Ho iniziato a leggere il libro Deep work di Cal Newport un po’ prevenuto… Mi dicevo: “Si ok ma quante pagine c’è bisogno di scrivere su un argomento lineare come la concentrazione e la produzione. Sarà la solita rottura di coglioni da 200 pagine di aria, e 20 di contenuti”.

Poi, come vedrai anche nella recensione il libro, mi è piaciuto davvero molto sotto diversi punti di vista.

Questo incipit per dire che non sono partito con Deep work come un libro da studiare, ma come libro da leggere. Quando mi sono deciso che meritava di essere accompagnato da carta e penna… ero già ben oltre la metà. E gli appunti erano molto lacunosi.

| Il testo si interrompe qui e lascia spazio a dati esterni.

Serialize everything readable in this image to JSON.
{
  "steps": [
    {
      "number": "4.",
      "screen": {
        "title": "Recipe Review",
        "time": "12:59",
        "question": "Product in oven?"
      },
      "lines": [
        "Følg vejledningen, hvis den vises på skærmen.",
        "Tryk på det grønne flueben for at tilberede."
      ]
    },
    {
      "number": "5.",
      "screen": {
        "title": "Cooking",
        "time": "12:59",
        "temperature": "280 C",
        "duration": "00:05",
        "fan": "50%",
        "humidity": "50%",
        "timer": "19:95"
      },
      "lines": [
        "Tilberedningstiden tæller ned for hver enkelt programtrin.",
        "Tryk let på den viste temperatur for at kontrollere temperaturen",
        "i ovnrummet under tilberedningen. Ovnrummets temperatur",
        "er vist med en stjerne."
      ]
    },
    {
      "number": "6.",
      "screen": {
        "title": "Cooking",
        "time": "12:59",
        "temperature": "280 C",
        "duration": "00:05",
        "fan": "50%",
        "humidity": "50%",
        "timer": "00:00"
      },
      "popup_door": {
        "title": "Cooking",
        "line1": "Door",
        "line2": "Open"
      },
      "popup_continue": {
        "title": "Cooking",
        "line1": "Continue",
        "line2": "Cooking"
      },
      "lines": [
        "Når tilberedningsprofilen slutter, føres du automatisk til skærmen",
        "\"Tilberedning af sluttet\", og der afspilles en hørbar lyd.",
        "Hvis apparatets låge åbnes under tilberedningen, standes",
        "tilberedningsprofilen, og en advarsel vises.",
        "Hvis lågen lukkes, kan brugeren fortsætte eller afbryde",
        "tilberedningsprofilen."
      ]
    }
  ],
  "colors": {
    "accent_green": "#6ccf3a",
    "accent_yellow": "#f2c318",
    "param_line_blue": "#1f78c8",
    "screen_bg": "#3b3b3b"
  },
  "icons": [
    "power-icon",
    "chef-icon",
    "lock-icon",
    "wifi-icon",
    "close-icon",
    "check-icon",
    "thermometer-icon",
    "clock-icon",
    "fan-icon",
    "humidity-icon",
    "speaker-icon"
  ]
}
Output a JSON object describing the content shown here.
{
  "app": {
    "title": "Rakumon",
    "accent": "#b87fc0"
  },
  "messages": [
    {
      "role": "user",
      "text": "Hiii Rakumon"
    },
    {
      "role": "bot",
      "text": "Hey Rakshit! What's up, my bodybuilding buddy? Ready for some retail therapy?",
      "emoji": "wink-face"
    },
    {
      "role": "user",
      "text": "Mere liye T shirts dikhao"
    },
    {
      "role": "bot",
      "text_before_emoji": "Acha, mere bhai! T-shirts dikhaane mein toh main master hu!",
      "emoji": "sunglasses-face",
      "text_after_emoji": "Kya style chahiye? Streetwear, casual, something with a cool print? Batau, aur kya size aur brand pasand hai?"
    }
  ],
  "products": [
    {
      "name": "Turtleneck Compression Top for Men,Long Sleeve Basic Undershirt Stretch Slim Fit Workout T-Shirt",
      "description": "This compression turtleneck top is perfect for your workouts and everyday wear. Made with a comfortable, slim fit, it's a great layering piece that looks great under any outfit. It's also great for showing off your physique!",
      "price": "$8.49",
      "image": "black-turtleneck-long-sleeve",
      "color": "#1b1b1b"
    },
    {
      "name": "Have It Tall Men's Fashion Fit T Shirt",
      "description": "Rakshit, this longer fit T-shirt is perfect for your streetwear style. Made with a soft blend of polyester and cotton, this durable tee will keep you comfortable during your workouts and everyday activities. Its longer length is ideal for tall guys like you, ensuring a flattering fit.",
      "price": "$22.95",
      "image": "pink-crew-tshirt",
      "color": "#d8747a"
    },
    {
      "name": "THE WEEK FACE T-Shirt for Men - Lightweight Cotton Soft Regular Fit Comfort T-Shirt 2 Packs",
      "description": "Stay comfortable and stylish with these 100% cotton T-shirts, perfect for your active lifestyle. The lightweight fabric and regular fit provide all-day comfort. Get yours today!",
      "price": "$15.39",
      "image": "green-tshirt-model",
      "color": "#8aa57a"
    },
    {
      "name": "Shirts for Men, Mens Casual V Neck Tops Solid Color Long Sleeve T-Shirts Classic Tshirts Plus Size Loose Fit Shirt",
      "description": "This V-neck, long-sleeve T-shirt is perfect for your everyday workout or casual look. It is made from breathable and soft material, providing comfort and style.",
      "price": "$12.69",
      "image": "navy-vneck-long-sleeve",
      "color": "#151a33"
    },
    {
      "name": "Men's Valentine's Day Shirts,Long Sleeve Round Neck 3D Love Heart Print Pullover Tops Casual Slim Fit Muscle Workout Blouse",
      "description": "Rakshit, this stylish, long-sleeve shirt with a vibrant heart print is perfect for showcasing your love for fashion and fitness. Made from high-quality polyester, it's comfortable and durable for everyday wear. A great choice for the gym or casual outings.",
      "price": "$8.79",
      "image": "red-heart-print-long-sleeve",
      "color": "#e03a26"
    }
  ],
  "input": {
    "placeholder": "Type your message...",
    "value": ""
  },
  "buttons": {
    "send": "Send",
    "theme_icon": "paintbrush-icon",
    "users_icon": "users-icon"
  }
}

Prometto di tornare sul libro e farci un paio di video, ma per ora beccati questi. Spero che ti intrighino abbastanza da farci un pensierino e comprarlo

Cosa è il Deep Work?

Deep work: Attività professionali eseguite in uno stato di concentrazione assoluta, senza distrazioni. Questo stato spinge (allenando) le tue abilità cognitive al loro limite. La capacità di raggiungere e mantenere questo stato migliora le tue capacità in maniera stupefacente. Questo stato di deep work è sempre più raro e difficile da allenare in un mondo sempre collegato.

Diamo una definione di Shallow Work (lavoro superficiale)

Shallow Work: Compiti che non richiedono ne alcuno tipo di concentrazione intensa ne alcun tipo di applicazione di abilità difficili da replicare.

E’ utile essere in grando di lavorare in maniera profonda?

Il mondo sta correndo in due direzioni:

  1. La cultura del lavoro superficiale (l’opposto del deep work) creata dallo span di attenzione ridotta e dal bisogno di rimanere connessi è il trend dominante.
  2. L’intelligenza artificiale  è in crescita esponenziale, e a breve riuscirà a fare molti lavori dell’essere umano che è sempre meno preparato a imparare nuove cose difficili

E’ facile vedere che esiste un enorme potenziale per le persone che resistono al primo trend e che giocano sul campo del secondo.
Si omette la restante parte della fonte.